While she waited, Carroll was also coming up with ideas for new TV series to pitch at Warner Bros. and working on that film script she’s developing with Prince-Bythewood. “I don’t idle well,” she admitted. “I’m always working on something.”

She sees the deal she signed with Warner Bros. last year as another step toward her original dream: becoming her own version of Greg Berlanti. In 2018, the uber-producer had a record-setting 14 series on the air simultaneously. His company also produced a pilot that Carroll sold to ABC in 2018.

“He’s the goal,” Carroll says. “To build that empire where you have multiple shows on air, not just written by you, but shows where you get to bring up other talented young voices that fit into this brand.”

“It’s not just about her being a showrunner,” Turner says, also invoking the Berlanti model and using the world empire. “She wants to foster careers.”

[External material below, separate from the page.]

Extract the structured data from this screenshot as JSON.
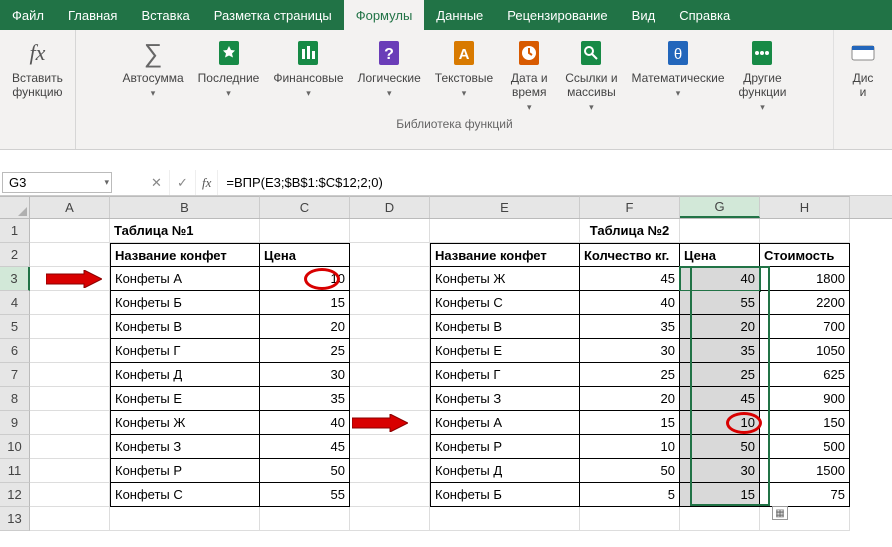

It’s a big goal—one that most people might not even admit to harboring. But coming from Carroll, the “super duper bright beacon of light” (Turner), the “ball of light and ball of energy” (Idoko), the woman who turned herself from an economist into a Hollywood showrunner through sheer will and work, it’s not hard to envision.

Two weeks after our last interview, Carroll got the news. All American will be back for a second season this fall.

As her husband Jon puts it: “The rocket ship just keeps going up.”


Molly Petrilla C’06 is a freelance writer and frequent contributor to the Gazette. She also writes about all things arts and culture for the Gazette’s blog.